The Famous Roller Nut
Most European medieval crossbow ‘s featured a roller nut release mechanism with a simple, single axle trigger (tickler). The nut was mostly made of horn.
Horn nuts are robust, and fast. They last a very longtime and where probably in most medieval crossbow ‘s.
Due to their flexibility, they sometimes crack the back of the nut socket when fired.
Sockets for horn nuts where fitted with a reinforcement of horn or metal behind the nut to prevent this problem. Many medieval bows reinforced the socket at front and back with blocks of horn.
Brass or bronze nuts are pretty and strong, though heavy and slow to release.
These nuts can cause a misfire due to their slow spin, and they waste a small amount of power due to their high mass. They do perform continually and need very little maintenance. Given the excellent alternatives available.

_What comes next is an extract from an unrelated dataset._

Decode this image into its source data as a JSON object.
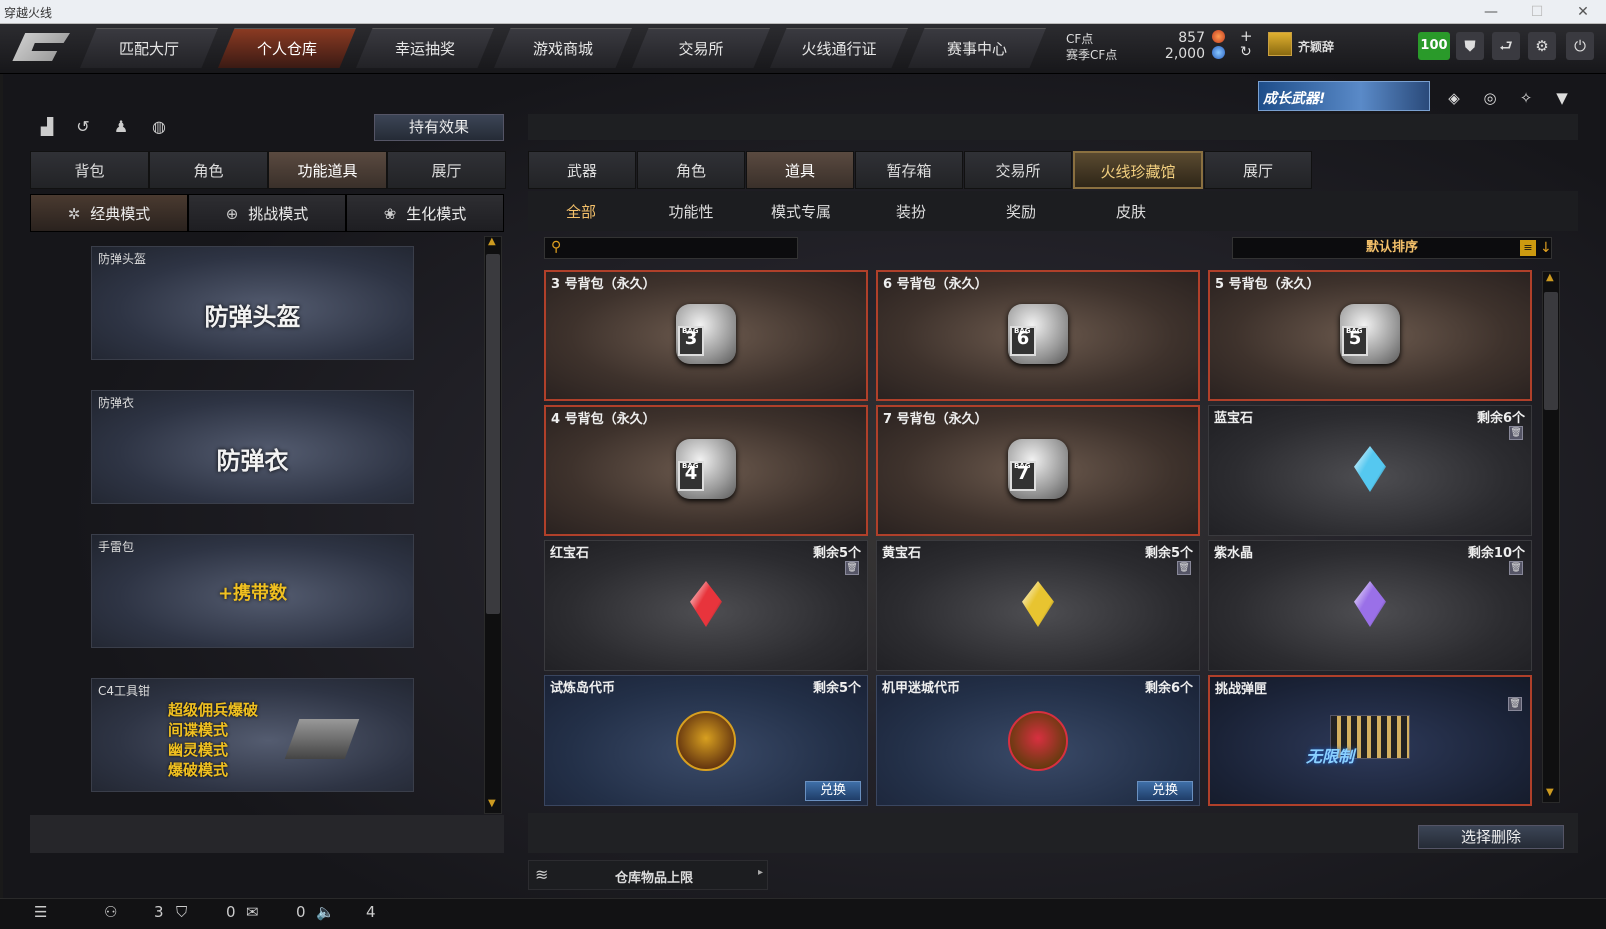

Steel nuts are faster than brass, though slower than horn. They last forever and are superb for very heavy draw bows (above 150 lb.). With very strong bows, they should be used with a reinforced socket.
The socket should take all the pressure of the nut when the bow string is stretched over the fingers of the latter, and for this reason the pin is slightly smaller than the hole in the center of the nut. If any strain came upon the pin, which passes through the nut, it would bend and the nut would not then revolve.
In many mediaeval crossbows, the pin through the nut was omitted, though sometimes present in the form of a thin length of string passed several times through the hole in the nut, and then round the stock, just to prevent the nut from falling out of its socket and being lost,
The nut always had its notch protected by a small wedge of hardened steel, which met the point of the trigger inside the stock.
Plastic, especially Derlin or Hydex are nowadays substitution. Delrin in particular is strong and self-lubricating. All my crossbows, up to 140 lb. are built with a Delrin roller nut.